Günler birbirini kovalıyordu. Buradaki 9. Gündü. Asla yanından ayrılmadım. Artık yoğun bakımda değildi. Normal odaya almışlardı. Doktorun dediğine göre hayati tehlikeyi atlatmıştı. Arada bir Renee gelip ağzıma yemek tıkıyordu oda zorla. Bugünde bizimkiler burdaydı. Luck,Renee, Alec, Robert. Bana destek olmaya çalışıyorlardı ama onlarda içten içe yanıyorlardı. Renee gergün ağlıyordu ve susturana kadar canımız çıkıyordu. Doktor beni yanına çağırdı. Yanına gittiğim zaman bana önemli birşey söyleyeceğini ve arkadaşlarıma alıştıra alıştıra söylememi istedi. Az önce odadan çıktım ve bizimgilerin yanına gittim.

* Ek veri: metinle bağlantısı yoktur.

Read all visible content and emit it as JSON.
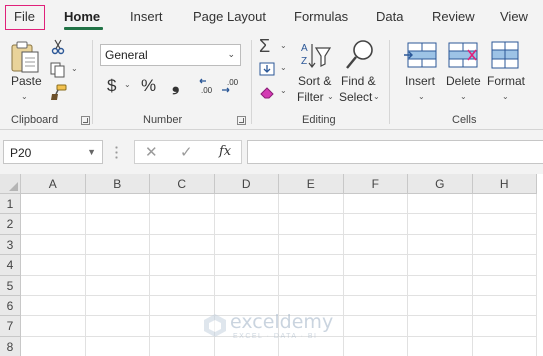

Avril Lavigne - Keep Holding On açıp okuyun

"Dostum iyi misin ?"

"Ne söyledi doktor ?"

"Justin rengin neden soldu?"

"LANET OLSUN NE OLDUĞUNU SÖYLE ARTIK !" Hepsi birden soru sormaya başlamıştı fakat aklımdaki tek şey doktorun söylediği cümlelerdi.

"Bella.. O şey.." Lafımı tamamlayamadan Rene ağlayarak konuşmaya başladı.

"ÖLDÜ MÜ ! AMAN TANRIM !"

"Ha-hayır sakin ol Renee o ölmedi." derin bir nefes aldım ve hepsini bir anda söylemeye karar verdim. 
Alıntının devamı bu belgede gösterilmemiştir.